When the children of Israel arrived in Canaan, God warned them to not get involved in these evil practices. Over and over again, He commanded them to tear down the “high places.” Today the practices may be different, but the heart is the same. Mankind continually seeks to live life his way, on his terms, fulfilling his desires.
In Asia, high up on the mountains, red ribbons and scraps of paper are tied to trees, with the hopes that prayers will be heard. Mounds of rocks are stacked high, each rock representing a prayer, a hope, a petition to some unknown, unhearing being.
Often as westerners, we pat ourselves on the back and say, “Good job. We may not be perfect, but at least we don’t have statues and prayer mounds.” But, the church of the west is far from blameless. Rather than open to public scrutiny, we hide the high places in our lives.
Just like the children of Israel, we fail to worship God and Him alone. We fail to remove destructive habits, temptation, and full blown sin from our lives. We have become content and comfortable being “half-way” Christians. Even worse, we’ve convinced ourselves that God is “ok” with our lifestyle, with our choices. We’ve bought the lie that God is happy if we are happy.
God is unchanging. Yes, He is always love. Love greater than any you have ever experienced or can comprehend. Love seen in every act of creation. Demonstrated by death on a cross. Unfailing love which pursues us. Even unbelievers know and cling to the claim, “God is love.”
But God is not a one dimensional character in a book. He is Life. He is Creator. He is Father. He is Healer. He is Righteous. He is Judge. He is Truth. He is Love. He is Jealous.
As the Israelites were preparing to move into Canaan, God said, “Watch yourself that you make no covenant with the inhabitants of the land into which you are going, lest it become a snare in your midst. But rather, you are to tear down their altars and smash their sacred pillars and cut down their Asherim, for you shall not worship any other god, for the Lord, whose name is Jealous, is a jealous God.”

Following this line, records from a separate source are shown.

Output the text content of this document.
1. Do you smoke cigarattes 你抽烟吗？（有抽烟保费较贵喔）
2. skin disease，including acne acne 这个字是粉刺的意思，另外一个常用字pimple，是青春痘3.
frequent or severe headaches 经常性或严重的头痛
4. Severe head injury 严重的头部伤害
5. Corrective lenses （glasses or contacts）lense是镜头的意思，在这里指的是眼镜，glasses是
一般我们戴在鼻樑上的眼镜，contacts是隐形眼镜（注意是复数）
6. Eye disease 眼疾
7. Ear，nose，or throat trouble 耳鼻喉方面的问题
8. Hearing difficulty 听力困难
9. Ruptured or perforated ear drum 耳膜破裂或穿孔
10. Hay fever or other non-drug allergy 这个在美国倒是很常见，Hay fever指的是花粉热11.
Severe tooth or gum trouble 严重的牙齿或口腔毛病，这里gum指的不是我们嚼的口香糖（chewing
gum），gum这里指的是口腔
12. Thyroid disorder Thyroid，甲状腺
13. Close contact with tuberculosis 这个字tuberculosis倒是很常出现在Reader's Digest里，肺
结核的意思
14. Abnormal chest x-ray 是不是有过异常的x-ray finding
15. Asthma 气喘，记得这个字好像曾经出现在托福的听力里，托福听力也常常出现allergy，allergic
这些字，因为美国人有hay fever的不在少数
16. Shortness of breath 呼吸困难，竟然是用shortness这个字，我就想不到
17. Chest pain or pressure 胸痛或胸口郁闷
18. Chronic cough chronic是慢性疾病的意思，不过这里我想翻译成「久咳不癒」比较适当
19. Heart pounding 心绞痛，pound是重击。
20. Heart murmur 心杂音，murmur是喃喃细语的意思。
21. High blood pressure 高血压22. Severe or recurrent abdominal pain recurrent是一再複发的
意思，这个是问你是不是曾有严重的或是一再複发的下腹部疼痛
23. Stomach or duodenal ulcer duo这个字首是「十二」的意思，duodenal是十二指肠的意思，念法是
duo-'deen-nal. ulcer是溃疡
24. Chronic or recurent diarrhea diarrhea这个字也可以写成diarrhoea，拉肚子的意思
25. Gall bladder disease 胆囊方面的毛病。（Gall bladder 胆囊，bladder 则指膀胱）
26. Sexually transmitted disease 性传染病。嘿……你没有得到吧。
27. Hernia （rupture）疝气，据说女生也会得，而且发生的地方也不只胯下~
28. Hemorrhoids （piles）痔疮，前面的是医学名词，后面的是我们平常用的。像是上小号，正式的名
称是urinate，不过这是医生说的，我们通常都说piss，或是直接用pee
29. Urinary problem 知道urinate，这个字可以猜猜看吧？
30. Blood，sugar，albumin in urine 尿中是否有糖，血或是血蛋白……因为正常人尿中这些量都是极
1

God is unchanging. Our Creator, our Lord is jealous for our worship. He is jealous for our hearts. He is jealous for adoration. God knows how easily we fall into sin. King David says it this way, “You have searched me and known me. You scrutinize my path and are intimately acquainted with all my ways.” Because He knows us, He gives us instructions to stay away from those things which continually make us fall.
Its easy to look back thousands of years, and think, “Those foolish Israelites. They just kept falling back into the same sin over and over again.” Yet, I am no different. When I fail to worship God, and God alone, I fall, too. When I ignore the sin around me and invite it into my home, whether by the front door, tv, or internet, I fall. What sin, what thought processes, what habit, what aspect of my life, am I allowing to flourish? Many times I sit, hoping God will change his mind and deem certain sins as permissible because then I wouldn’t have to change.
But God is holy, unchanging. I don’t want to serve Him out of fear or only out of duty, but I do need understand who He is and that He HATES sin. Merciful and forgiving? Yes, but He desires to be so much more in my life. He desires to walk through life with me, teaching me about Himself. He desires an abundant life for me, not one where the chains of sin impede movement. He desires to give good gifts not punishment.
How many times have I chosen my culture, my opinions, my desires, my sense of etiquette or right and wrong rather than submitting to God’s desire and plan? How many times have I accepted the lifestyle and culture around me rather than standing firm in my choices? How often does my Father forgive my slight indulgences and my overt disobedience? Again and again and again. Thank goodness, He is slow to anger and He’s love is far reaching.
Walking through the hills and seeing those piles of stones, my heart aches. I know each rock represents many who are lost and desperately need to know Jesus’s saving grace. But, they also represent the hidden high places in my own heart. A reminder that I, too, am in need of a Savior.